E, dato che le disgrazie non vengono mai sole, qualche settimana dopo il mio compare Polonio Cruz mi affidò i suoi cavalli. Per mia sfortuna tornai a distrarmi e i capoccia si portarono via di nuovo gli animali. Presentai reclamo, un’altra volta, a Huarautambo. Non mi diedero retta. I capoccia si rifecero dei “danni” con un cavallo del mio compare. “Il responsabile sei tu,” mi disse don Polonio, addolorato. Era vero: la colpa l’avevo io. Dovetti risarcire il mio compare con Alazán, un cavallo al quale don Polonio finí per affezionarsi.

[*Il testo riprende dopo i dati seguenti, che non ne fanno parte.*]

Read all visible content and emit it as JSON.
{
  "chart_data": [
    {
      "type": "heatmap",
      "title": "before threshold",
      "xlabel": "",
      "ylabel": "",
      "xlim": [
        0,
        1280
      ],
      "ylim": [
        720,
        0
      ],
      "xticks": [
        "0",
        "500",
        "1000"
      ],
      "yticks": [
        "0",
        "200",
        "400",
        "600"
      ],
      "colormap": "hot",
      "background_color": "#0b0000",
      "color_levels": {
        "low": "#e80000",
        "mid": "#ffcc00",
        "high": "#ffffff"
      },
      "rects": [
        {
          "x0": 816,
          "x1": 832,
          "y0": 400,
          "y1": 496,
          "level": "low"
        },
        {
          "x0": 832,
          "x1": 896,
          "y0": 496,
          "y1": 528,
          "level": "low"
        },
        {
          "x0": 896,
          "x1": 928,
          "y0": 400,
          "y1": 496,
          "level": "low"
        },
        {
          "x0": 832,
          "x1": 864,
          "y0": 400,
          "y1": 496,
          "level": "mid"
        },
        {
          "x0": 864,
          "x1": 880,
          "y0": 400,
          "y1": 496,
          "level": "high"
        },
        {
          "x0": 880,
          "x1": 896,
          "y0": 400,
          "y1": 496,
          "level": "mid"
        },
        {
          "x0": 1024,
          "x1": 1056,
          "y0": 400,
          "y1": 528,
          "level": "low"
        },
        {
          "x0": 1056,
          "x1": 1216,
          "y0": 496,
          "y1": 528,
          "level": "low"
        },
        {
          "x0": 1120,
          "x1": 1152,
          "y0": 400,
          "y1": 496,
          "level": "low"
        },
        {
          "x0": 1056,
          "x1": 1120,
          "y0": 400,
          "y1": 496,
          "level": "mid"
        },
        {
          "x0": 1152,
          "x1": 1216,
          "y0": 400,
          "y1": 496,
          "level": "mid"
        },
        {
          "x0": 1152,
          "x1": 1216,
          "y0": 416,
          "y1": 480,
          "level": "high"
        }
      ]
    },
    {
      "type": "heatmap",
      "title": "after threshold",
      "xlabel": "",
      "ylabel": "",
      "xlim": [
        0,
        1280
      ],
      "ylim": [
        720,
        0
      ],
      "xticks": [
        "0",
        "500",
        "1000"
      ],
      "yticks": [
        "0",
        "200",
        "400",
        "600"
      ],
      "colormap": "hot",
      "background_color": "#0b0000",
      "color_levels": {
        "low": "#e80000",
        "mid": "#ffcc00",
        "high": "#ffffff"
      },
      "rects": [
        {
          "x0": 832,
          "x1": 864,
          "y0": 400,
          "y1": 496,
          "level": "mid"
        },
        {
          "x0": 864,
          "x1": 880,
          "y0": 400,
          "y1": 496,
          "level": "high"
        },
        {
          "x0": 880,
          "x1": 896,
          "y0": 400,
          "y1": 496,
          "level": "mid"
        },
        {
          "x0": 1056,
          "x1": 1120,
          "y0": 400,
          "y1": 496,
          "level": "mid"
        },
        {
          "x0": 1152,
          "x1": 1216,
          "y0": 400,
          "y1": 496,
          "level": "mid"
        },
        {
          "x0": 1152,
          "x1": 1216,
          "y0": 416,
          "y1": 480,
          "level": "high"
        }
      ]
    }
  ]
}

Ma i guai non finirono li: per mettere insieme quattro soldi, seminai una terra abbandonata che si chiama Yanaceniza; seminai dieci sacchi. Scelsi bene il seme. Ci sono molte qualità di patate: la patata bruna, granulosa, incomparabile per la tavola; la patata gialla, particolarmente resistente; la patata shiri, la migliore per la fecola; la palata bianca, per gli usi di casa; scelsi amorosamente la semenza per la sua grossezza e i suoi bei colori. La terra mi ringraziò. La patata venne su una bellezza. Era una meraviglia vederla fiorire in aprile. E mi capitò una disgrazia: una notte un gregge di animali mi buttò all’aria tutto il seminato. Che sfortuna! La notte dopo gli stessi animali tornarono a invadere il mio podere. Cercai disperatamente di scacciarli a sassate. Non ci riuscii. Allora acciuffai un pastore.
“Perché lo fai?” gli domandai.
“Il dottore mi ha ordinato di cacciar qui gli animali,” abbassò la testa. “A noi dispiace quanto a te, don Héctor.”
Scesi disperato alla provincia e andai direttamente a casa del dottore. Il Giudice stava uscendo.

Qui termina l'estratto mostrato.